Energy in which Anything Can Happen
Much has been written about the unusual astrological occurrence of the lunar eclipse on August 28, followed by the solar eclipse this morning, regarding the amazing planetary line-up that has occurred: most particularly, the solar return of September 11, 2001. The weather where I live in Rochester, New York was most unstable today, actually, swinging from sunshine and clear blue skies to torrential downpours, lightning that swept the sky, claps of thunder, and blustery winds.
It has been said in astrological and metaphysical circles that this amazing line-up of planets and their aspects to each other from August 28 through September 11 also represents very strong, unstable energy. That is understood to mean energy in which just about anything can happen, which opens a very wide creative door of what has also been called a time of initiation.
An Adventure to Heal and Evolve Consciousness
Suppose, just suppose there was a real opportunity, along with current Senate hearings challenging upcoming military decisions about the war in Iraq regarding further commitment of troops, etc., to truly face what it means to consciously participate in killing? Would fully facing our capacity to mindfully carry out killing change how we are in the world?

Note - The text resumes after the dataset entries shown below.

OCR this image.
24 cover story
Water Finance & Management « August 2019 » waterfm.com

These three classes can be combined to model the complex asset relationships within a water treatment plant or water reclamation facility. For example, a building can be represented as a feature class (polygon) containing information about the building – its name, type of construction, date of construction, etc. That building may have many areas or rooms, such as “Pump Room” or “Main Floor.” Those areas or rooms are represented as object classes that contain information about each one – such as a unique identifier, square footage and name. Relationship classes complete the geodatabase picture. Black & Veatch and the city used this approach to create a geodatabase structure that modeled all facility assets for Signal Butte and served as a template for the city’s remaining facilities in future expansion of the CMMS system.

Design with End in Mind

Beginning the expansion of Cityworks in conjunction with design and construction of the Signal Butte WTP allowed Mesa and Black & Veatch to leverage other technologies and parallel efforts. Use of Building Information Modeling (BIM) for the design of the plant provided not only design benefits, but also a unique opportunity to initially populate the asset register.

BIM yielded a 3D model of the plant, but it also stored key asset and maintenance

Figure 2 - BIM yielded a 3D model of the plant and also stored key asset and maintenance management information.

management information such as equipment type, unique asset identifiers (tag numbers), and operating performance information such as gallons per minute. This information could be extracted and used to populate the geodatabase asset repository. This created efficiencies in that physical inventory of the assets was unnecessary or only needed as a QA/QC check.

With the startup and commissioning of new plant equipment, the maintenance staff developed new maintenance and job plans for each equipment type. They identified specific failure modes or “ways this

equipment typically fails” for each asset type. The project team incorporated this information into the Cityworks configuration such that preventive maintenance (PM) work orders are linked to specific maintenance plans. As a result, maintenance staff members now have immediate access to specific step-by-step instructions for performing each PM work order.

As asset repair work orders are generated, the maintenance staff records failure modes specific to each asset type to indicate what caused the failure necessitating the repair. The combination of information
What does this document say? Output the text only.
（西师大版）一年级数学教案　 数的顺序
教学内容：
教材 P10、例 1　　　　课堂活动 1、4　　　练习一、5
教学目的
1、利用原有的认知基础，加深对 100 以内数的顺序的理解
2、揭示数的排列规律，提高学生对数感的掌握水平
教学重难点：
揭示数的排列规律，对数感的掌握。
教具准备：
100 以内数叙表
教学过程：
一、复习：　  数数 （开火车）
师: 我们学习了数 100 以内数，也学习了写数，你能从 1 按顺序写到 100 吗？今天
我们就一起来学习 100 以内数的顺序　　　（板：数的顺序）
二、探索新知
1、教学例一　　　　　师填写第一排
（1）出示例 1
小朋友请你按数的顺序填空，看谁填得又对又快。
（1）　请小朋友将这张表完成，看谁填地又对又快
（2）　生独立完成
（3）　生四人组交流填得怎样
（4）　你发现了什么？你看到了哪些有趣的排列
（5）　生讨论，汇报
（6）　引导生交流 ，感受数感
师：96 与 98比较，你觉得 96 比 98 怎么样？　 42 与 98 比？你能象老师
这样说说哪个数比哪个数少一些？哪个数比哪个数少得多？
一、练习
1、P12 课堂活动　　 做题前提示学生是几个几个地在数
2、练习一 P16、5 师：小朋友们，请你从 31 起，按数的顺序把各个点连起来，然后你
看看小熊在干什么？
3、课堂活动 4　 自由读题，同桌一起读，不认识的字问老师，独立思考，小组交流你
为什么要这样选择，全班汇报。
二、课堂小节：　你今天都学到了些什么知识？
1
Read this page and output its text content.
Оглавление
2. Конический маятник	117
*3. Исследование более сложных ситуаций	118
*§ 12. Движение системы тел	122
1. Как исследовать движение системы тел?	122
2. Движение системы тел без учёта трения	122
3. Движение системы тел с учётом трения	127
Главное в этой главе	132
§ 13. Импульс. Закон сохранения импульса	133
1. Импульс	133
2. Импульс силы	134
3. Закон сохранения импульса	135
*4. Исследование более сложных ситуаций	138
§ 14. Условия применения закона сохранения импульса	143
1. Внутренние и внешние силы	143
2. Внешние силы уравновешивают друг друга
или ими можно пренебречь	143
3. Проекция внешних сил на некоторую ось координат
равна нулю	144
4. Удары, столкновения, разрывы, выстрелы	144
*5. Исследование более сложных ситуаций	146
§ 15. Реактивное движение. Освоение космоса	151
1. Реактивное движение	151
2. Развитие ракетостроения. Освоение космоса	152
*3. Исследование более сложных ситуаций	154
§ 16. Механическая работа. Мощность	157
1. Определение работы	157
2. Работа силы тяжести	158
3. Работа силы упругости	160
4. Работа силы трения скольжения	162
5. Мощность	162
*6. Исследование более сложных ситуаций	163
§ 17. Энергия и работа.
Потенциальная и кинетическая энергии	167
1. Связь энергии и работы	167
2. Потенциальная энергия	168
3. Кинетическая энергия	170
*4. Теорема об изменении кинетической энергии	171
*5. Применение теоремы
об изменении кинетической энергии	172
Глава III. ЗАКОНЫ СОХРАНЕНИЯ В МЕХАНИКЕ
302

Once a month I facilitate a memoir writing group of currently five women who read to each other the stories of their lives. They use these as opportunities to "connect their own dots" of perception for greater understanding and development, and support each other in that amazing inner adventure to heal and evolve consciousness.
Stories Teach, Touch and Pass On . . .
This group, which has been meeting for years, was an outgrowth of a memoir writing class I taught at the Center for Lifelong Learning to seniors at Nazareth College in Rochester, New York. The group met the day before yesterday, and I asked one of the participants if she would be willing to allow me to share her powerful story about a most seemingly insignificant episode in her present life as part of today's blog entry.
I advised her to also submit it to Newsweek's "My Turn" column, with my full wishes for us all to experience how this touches, teaches and passes on, as stories are meant to do, an opportunity, as the solar return today promises to offer, to initiate profound healing and transformation. Here it is, to mark this sixth anniversary as a call to begin again.
Let me know what you think -
The Fly That Wouldn't Die - by Norma Rappl
I always thought that I was overly sensitive and wished it wouldn’t be that way. I didn’t realize just how sensitive I was until earlier this summer. I started seeing flies in my home. Usually, there were only one or two at a sighting. I only saw them in the kitchen near the front window or in the bathroom. They were those big horse flies.
Do you remember flypaper? I had mentioned my problem to a friend on the phone. This happens every year in the summer. This year the flies were bigger and seen on a daily basis. My friend said that she had some flypaper and would bring some over for me to use. I put some up over the sink by the front window where I had seen most of the flies.
Two days later, I had my first and only prisoner. A large fly got caught in the flypaper by the back leg and wing. That fly wasn’t caught good enough to stop all motion. Well, he buzzed and tried to get free for days but, of course, it was hopeless. I was waiting for death to come. After four days, he wasn’t getting any weaker. He was just buzzing louder and trying harder to get away but to no avail.
I started talking to him to just give up because he would die anyway. Then I started praying for death to take him. The fact that I had captured one of God’s creatures and he was suffering brought the tears. Before long, I was sobbing and feeling really bad. I thought, “How stupid of me to be crying over a housefly.” It got so bad that I was comparing this to the crucifixion of Christ on the cross. How sad is that?
I have no problem killing flies with a swatter. No suffering. Instant death. It was then I realized I feel bad killing anything. I can do it if needed. As long as it is instant, I have no problem with it. I just “suck it up” as it were.
On this fourth day, I could not take it any longer. The buzzing, suffering fly was getting the best of me. I took the step stool, a Wegman’s plastic bag and a paper towel and set up for the final kill over the sink. I brought the bag up over the flypaper and, using the paper towel, I released the flypaper that immediately stuck to the side of the bag. The buzzing was really loud as the flypaper doubled over onto the live body and dropped partially into the bag. I said a prayer and sobbed, “You had to die anyway. I’m sorry you had to suffer.”
I carried the bag with the body out to the garbage can and dropped it in. I went back inside and cried for another hour or so. Needless to say, I have gone back to my old way of swatting flies when I see them. In four days, I only had the one fly on the flypaper and didn’t even see another fly for two weeks.
It is impossible for me to understand how humans can kill other humans. I have a hard time understanding the sport of hunting animals. I eat meat, know where it comes from but cannot handle the killing part of it. It is a good thing that I was born in this era so I don’t have to depend on myself for providing the food that I eat. How did I ever live through the flypaper days of childhood when there were so many bodies? I don’t remember ever hearing the buzzing when flies went to their death. I know I never cried for them before. I suppose my life experiences have brought me to understand the ugliness of man’s inhumanity to man. There seems to be no shame to killing anything these days, human, animal, or insect. I cry for the loss of any life.